Gestational age was key to designing a successful study in fetuses, explained Moser. "Around week 24 of gestation, the connection we need to process anything we hear appears," she said. Though hearing sounds is possible before this age, a fetus's ears have not matured enough to be connected to the region of the brain responsible for processing noises.

Similar to the previous paper, auditory stimuli were the main variables in the current study. Two tones at 500 Hertz and 750 Hertz were presented to the fetuses at a sound pressure level of 90 decibels. The mother's skin slightly softened the tone, so the scientists estimated that about 60 decibels reached the fetus after the sound traveled through maternal tissue.

The researchers used a noninvasive brain-imaging technique, fetal magnetoencephalography, to measure the neural activity of fetuses. More specifically, they measured the fetuses' response to sounds between 350 and 650 milliseconds after the sounds were played. By changing the order in which the stimuli were presented, the authors could look for variations in cognitive processes that would signify nervous-system activity and therefore sparks of consciousness.

The final dataset contained 81 recordings from the 56 fetuses who were exposed to the lower tone, the higher tone, or both. When comparing the data by age, the researchers noticed a consistent pattern: During the last five weeks of gestation, fetuses appeared to respond to differences in auditory tones. The co-authors' findings align with previous research on fetuses at this age that showed connections in brain regions in charge of consciousness.

One major caveat was the methodology of the study, specifically the auditory pattern, Moser said. She noted that studies on fetuses are inherently more limited than studies on infants or newborns, because the raw data from fetuses is very noisy.

"The more complex your paradigms get, the harder it is to straightforwardly analyze the data and have a neat interpretation," she added. Collecting data from inside a human body makes it harder to pinpoint and isolate a single variable. However, Moser mentioned that knowledge from her previous study on stimuli and conscious processing in newborns made it easier to analyze the results in fetuses.

While the ability to process sound does not equate to the higher awareness we may associate with the term "consciousness," Moser thinks it may challenge widely held beliefs about consciousness and birth. 

"When we say that fetuses are able to process complex auditory sounds, this doesn't make them self-conscious," she said. "[But] a lot of people have the impression that when fetuses are in the womb, they're mostly asleep and are kind of sedated. That's not the case. Before birth, they process a lot of stuff from the environment."

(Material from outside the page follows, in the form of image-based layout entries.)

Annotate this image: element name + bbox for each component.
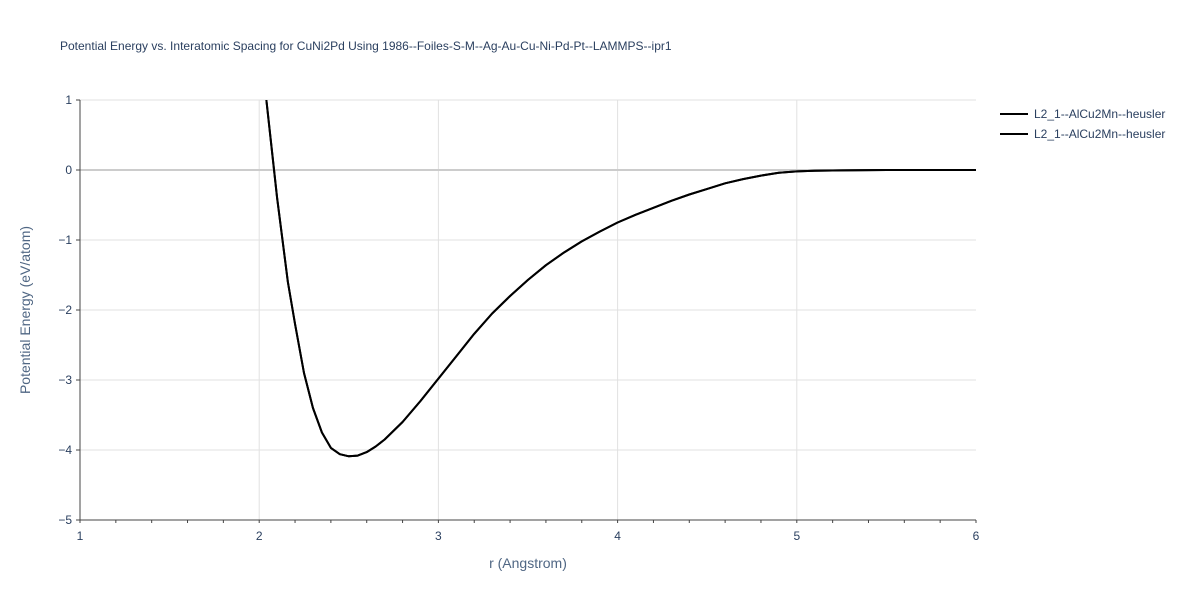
x-tick-label: 5	[793, 529, 800, 543]
y-tick-label: −5	[58, 513, 72, 527]
grid-lines	[80, 99, 976, 520]
y-tick-label: −3	[58, 373, 72, 387]
legend-label: L2_1--AlCu2Mn--heusler	[1034, 127, 1165, 141]
y-tick-label: 0	[65, 163, 72, 177]
x-tick-label: 1	[77, 529, 84, 543]
series-group	[265, 100, 976, 458]
axes	[76, 99, 977, 523]
y-tick-label: −2	[58, 303, 72, 317]
series-line-2	[265, 100, 976, 458]
y-axis-label: Potential Energy (eV/atom)	[17, 226, 33, 394]
legend-item-2[interactable]: L2_1--AlCu2Mn--heusler	[1000, 127, 1165, 141]
y-tick-label: −4	[58, 443, 72, 457]
x-tick-label: 2	[256, 529, 263, 543]
y-tick-label: −1	[58, 233, 72, 247]
legend-item-1[interactable]: L2_1--AlCu2Mn--heusler	[1000, 107, 1165, 121]
x-axis-label: r (Angstrom)	[489, 555, 567, 571]
legend[interactable]: L2_1--AlCu2Mn--heusler L2_1--AlCu2Mn--heu…	[1000, 107, 1165, 141]
legend-label: L2_1--AlCu2Mn--heusler	[1034, 107, 1165, 121]
y-tick-labels: 1 0 −1 −2 −3 −4 −5	[58, 93, 72, 527]
chart-title: Potential Energy vs. Interatomic Spacing…	[60, 39, 672, 53]
x-tick-labels: 1 2 3 4 5 6	[77, 529, 980, 543]
y-tick-label: 1	[65, 93, 72, 107]
x-tick-label: 4	[614, 529, 621, 543]
x-tick-label: 6	[973, 529, 980, 543]
series-line-1	[265, 100, 976, 458]
x-tick-label: 3	[435, 529, 442, 543]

Looking at self-awareness in different animals also challenges commonly held views about consciousness, Moser said. The "mirror test," in which an animal is marked and then exposed to a mirror, to see if they react to that mark and can therefore be said to recognize themselves, exemplifies this: Apes and even some fish can pass the mirror test, suggesting they may be self-aware. 

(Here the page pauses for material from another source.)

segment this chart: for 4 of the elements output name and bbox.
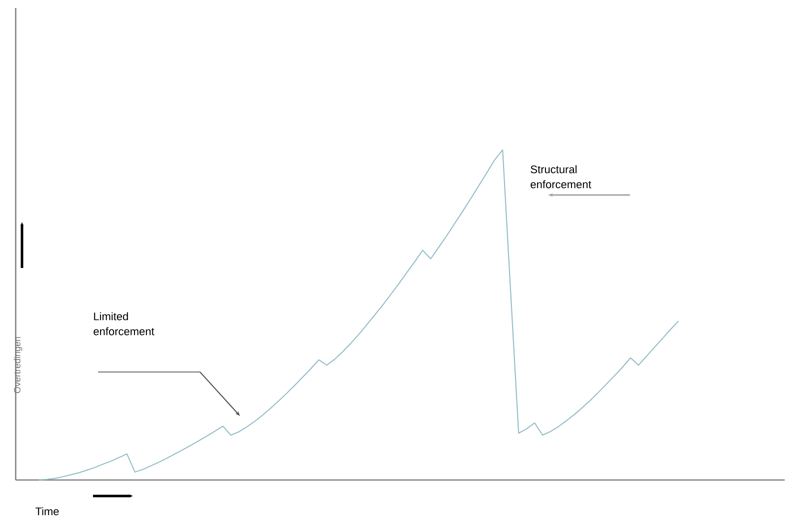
y-axis-title: Overtredingen	[14, 337, 22, 394]
annotation: Limited enforcement	[94, 312, 154, 336]
x-axis-title: Time	[35, 507, 59, 516]
annotation: Structural enforcement	[530, 165, 592, 188]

"Babies are not able to do that, but would you then say that a baby is not conscious? We always think of consciousness as something very human, but I'm not sure if that's quite right," Moser said.

The age-old question of nurture versus nature is Moser's motivation to continue studying how brain networks develop. 

"In early life, all brains look very similar. Then, our environment shapes [our] brains so that we get very individualized — or maybe this is more genetic," she said. "There's a huge gap in knowledge at that early age, which you can nicely study because you don't have much nurture."

The study, "Magnetoencephalographic signatures of conscious processing before birth," published May 17 in Developmental Cognitive Neuroscience, was authored by Julia Moser, Franziska Schleger and Lorenzo Semeia, University of Tübingen; and Magdalene Weiss, Katrin Sippel and Hubert Preissl, University of Tübingen and University Hospital of Tübingen.